Ran the following:
from nltk import WordNetLemmatizer as wnl
wnl().lemmatize("American")
wnl().lemmatize("Americans")
Both of which simply return their argument. I would like Americans to reduce down to American. Anybody have any idea how to make this happen?
I assumed I'd have to modify whatever internal dictionary the lemmatizer is using. Is this correct? Anybody know a better way?
Thanks!
You can convert the word to lower case before giving it to the lemmatizer, and restore the case afterwards.

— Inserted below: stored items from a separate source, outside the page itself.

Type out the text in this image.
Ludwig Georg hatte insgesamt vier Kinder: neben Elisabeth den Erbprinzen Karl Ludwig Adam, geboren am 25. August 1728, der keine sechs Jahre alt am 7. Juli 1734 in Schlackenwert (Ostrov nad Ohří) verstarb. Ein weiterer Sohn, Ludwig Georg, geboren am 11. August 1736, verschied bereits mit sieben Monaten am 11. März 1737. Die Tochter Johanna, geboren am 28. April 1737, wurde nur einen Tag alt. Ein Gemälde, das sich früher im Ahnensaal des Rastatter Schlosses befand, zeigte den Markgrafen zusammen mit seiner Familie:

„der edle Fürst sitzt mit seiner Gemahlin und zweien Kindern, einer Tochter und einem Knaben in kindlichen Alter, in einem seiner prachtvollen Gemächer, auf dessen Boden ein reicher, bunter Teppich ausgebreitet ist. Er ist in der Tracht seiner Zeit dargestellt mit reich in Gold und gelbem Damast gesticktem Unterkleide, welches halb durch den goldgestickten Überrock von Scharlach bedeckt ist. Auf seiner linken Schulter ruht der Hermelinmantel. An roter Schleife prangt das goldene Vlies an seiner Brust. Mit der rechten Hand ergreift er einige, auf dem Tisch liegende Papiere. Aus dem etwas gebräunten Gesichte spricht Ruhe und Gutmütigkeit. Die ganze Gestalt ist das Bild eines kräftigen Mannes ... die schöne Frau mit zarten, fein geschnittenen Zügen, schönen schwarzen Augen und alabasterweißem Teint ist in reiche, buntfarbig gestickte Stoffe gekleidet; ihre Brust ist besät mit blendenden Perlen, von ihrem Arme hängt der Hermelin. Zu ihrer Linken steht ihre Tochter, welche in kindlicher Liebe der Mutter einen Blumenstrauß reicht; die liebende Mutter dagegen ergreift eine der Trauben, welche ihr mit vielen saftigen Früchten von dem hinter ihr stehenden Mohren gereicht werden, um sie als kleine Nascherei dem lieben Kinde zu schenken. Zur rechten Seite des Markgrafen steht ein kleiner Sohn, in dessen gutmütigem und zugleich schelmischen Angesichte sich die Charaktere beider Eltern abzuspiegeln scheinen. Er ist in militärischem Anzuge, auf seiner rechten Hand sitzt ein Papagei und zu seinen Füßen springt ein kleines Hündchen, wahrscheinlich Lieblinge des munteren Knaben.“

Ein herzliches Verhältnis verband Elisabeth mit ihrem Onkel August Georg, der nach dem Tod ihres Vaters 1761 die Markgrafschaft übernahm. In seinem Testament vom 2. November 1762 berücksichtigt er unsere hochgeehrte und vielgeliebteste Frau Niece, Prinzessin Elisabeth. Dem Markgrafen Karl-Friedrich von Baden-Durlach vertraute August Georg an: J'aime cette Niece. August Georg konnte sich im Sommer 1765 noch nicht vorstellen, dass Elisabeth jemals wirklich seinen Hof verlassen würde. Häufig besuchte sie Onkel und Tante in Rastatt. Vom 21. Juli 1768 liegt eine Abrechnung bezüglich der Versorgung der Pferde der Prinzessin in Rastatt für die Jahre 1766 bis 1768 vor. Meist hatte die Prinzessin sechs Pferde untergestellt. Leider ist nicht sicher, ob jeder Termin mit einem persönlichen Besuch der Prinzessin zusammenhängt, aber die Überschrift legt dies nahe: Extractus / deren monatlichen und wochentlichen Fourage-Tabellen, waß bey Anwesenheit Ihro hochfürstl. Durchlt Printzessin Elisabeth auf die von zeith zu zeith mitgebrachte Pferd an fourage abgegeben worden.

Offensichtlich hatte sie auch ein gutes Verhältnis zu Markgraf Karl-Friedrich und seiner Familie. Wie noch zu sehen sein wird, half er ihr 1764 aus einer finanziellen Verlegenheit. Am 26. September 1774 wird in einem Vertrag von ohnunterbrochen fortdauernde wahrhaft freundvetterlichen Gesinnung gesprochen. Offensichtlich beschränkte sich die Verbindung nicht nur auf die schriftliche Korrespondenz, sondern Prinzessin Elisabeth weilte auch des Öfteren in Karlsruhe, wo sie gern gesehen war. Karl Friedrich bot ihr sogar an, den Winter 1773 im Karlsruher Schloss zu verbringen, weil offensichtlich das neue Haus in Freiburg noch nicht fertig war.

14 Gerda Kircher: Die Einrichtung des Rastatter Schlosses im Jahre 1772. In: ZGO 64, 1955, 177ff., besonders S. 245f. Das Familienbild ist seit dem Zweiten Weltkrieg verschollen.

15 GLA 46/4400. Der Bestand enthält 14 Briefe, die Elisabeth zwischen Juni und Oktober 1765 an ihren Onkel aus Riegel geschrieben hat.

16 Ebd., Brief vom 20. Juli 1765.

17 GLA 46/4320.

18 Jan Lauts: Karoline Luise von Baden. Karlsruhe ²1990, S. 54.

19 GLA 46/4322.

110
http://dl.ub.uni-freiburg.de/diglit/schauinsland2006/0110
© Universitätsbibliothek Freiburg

I have used this code in the past:
word = 'Americans'
lemmatized = wnl().lemmatize(word.lower())
if word.istitle():
word = lemmatized.capitalize()
else:
word = lemmatized
# word = 'American'
This assumes that there is no case of multiple upper case letters in a word (like "MySpace"), which was true for my case that time. I think this is generally true, since words with multiple uppercase letters tend to be a proper noun, and hence there is usually no need to lemmatize them.
If you're concerned with all UPPERCASE word, you can include that case also:
word = 'AMERICANS'
lemmatized = wnl().lemmatize(word.lower())
if word.istitle():
word = lemmatized.capitalize()
elif word.upper()==word:
word = lemmatized.upper()
else:
word = lemmatized
# word = 'AMERICAN'